One day to go; weather forecast looking good and
a great line up of Tibetan performances and workshops ...
 From Tibetan Commemorative Committee -- London UK
July 2, 2010

Date: Saturday 3rd July
Time: 12noon - 6pm
Place: Geraldine Mary Harmsworth Park, London SE1
6HZ (next to Imperial War Museum)

More info:

Don’t miss London’s first "Tibet Festival in the
Park!" Tomorrow, in a free festival that
celebrates the life and ideals of the Dalai Lama
and showcases the endangered traditions and
culture of Tibet, the Geraldine Mary Harmsworth
Park (near the Tibetan Peace Garden1 that was
opened by the Dalai Lama in 1999), will be
buzzing with musicians, entertainers and
performers from Tibet and around the world.
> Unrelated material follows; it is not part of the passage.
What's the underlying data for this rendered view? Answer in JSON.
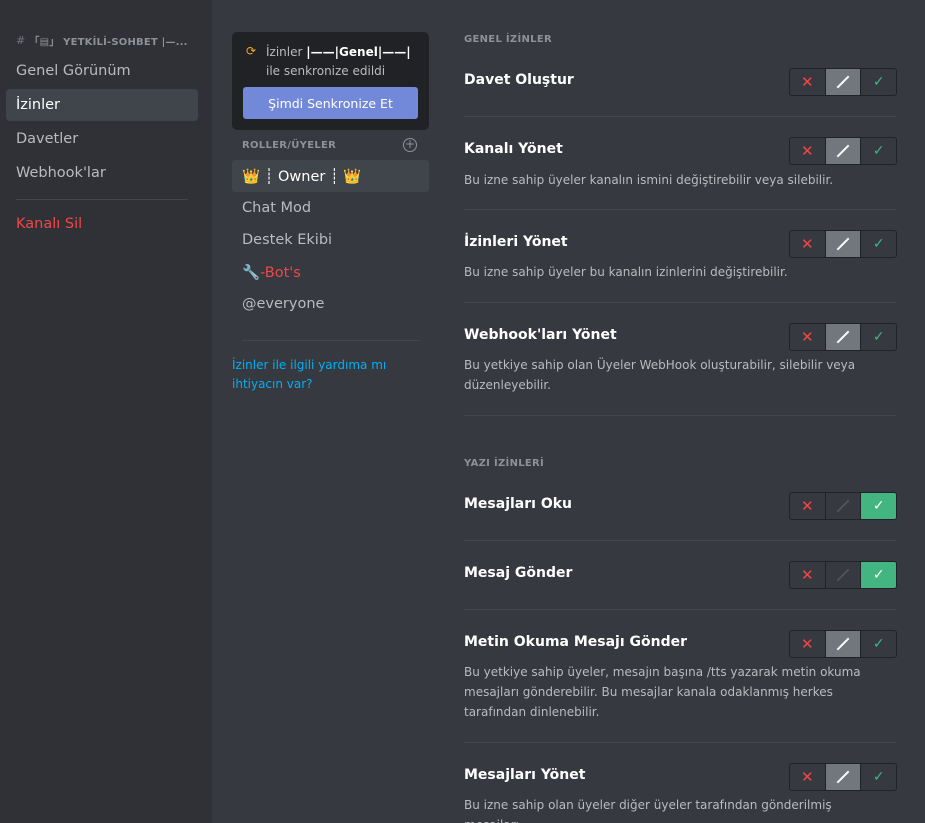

There
is a great line up of Tibetan artistes,
workshops, stalls and other activities to keep
everyone occupied through the afternoon.

There will also be the chance  to write an
individual birthday message to the Dalai Lama on
a colourful windhorse (paper prayer flags). All
messages will be included in a special windhorse
display and sent to the Dalai Lama.

The afternoon’s attractions and activities include:

· Dramatic traditional sacred Buddhist dances by
the Tashi Lhunpo monks of Tibet2

· Traditional and modern songs by world renowned
Tibetan singer Soname3 and young and upcoming singer Lhodup Gyaltso4

· Mongolian overtone chanting by Michael Ormiston and Candida Valentino5

· Colourful Tibetan dances and music from the
Tibetan Community in Britain dance group

· Parade of Tibetan costumes

· Tibetan traditional cuisine, including Tibetan
tea served in a Tibetan nomadic tent and momos (steamed dumplings)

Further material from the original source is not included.